As the others have already said, the key is to realize that the expression

E1 ? E2 : E3

taken as a whole is an expression, and an expression has a single type (and value category) determined at compile time. It can't change type depending on which path is taken, because in general that isn't known until runtime.

So, the rules are pretty extensive. Skipping the void and bit-field special cases, it works something like this:

1. If either E2 or E3 has type void ... assume they don't.
2. Otherwise, if E2 or E3 are glvalue bit-fields ... assume they aren't.

3. Otherwise, if E2 and E3 have different types, at least one of which is a (possibly cv-qualified) class type ...

   OK, this one might be true. We don't yet know the types of E1 and E2, but it's certainly plausible.

   If this case applies, there's a whole list of steps it must follow, and if it succeeds then it figured out either how to implicitly convert E1 to E2, or E2 to E1. Whichever, we pick up at the next step with two subexpressions of the same type.

4. If E2 and E3 are glvalues of the same type and the same value category, then the result has the same type and value category

   That is, if our original T1 and T2 are the same, then the type of the expression is just that. This is the simplest case.

   If they're different types but the compiler figured out an implicit conversion in step 3 above, we're looking at either (T1,T1) or (T2,T2) and the same applies.

5. Otherwise, the result is a prvalue [roughly - anonymous temporary]. If E2 and E3 do not have the same type, and either has (possibly cv-qualified) class type, overload resolution is performed using the built-in candidates below to attempt to convert the operands to built-in types ... the converted operands are used in place of the original operands for step 6

   Maybe they're classes with conversion operators like operator bool - then we haven't found another answer, so we'll do the conversion to bool and keep going.

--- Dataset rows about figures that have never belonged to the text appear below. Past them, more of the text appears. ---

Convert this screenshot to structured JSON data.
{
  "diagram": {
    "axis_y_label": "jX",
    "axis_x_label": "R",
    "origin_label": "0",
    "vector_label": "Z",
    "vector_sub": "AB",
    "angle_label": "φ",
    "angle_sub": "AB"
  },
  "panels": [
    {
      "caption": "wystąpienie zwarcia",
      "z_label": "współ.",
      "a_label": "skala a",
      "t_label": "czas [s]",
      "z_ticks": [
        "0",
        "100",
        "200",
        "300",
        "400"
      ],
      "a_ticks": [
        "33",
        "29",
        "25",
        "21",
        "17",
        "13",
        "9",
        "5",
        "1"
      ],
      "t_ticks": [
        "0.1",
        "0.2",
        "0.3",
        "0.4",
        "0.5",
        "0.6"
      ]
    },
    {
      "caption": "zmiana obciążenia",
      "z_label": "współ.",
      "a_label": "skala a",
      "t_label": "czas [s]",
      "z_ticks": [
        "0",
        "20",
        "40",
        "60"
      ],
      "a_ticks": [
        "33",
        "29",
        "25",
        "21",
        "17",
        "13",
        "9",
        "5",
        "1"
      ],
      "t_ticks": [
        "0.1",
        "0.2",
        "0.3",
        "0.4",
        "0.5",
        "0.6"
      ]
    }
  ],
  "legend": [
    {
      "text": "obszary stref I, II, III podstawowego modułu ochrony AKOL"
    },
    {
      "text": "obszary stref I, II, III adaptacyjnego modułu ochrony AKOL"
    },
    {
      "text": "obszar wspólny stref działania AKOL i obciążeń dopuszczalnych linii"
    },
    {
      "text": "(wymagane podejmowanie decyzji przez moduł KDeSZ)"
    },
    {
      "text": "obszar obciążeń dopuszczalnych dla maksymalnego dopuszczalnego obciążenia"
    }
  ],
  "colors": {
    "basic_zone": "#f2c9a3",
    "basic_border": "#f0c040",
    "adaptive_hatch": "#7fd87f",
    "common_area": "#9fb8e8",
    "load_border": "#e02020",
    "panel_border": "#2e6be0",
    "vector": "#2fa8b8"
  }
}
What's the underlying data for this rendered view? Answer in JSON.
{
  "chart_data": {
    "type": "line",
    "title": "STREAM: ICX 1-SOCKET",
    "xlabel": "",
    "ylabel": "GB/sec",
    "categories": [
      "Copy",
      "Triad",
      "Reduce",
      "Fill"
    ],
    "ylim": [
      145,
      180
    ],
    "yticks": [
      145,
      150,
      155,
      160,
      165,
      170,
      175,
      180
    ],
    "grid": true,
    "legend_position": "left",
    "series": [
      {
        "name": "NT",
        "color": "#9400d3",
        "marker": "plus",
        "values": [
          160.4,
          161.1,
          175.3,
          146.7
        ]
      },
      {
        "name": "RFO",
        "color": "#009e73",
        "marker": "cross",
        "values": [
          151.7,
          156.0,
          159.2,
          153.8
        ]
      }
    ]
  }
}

6. The lvalue-to-rvalue, array-to-pointer, and function-to-pointer conversions are applied to the second and third operands

   These are a bunch of standard implicit conversions just to make both sides as similar as possible.

   Then,

   1. If both E2 and E3 now have the same type, the result is a prvalue of that type

      We managed to massage both sides to have the same type, hooray!

   2. If both E2 and E3 have arithmetic or enumeration type: the usual arithmetic conversions are applied to bring them to common type, and that type is the result

      The usual arithmetic conversions are what allow you to add, say, and int and a double and get some result. This will work the same way.

   3. etc. etc.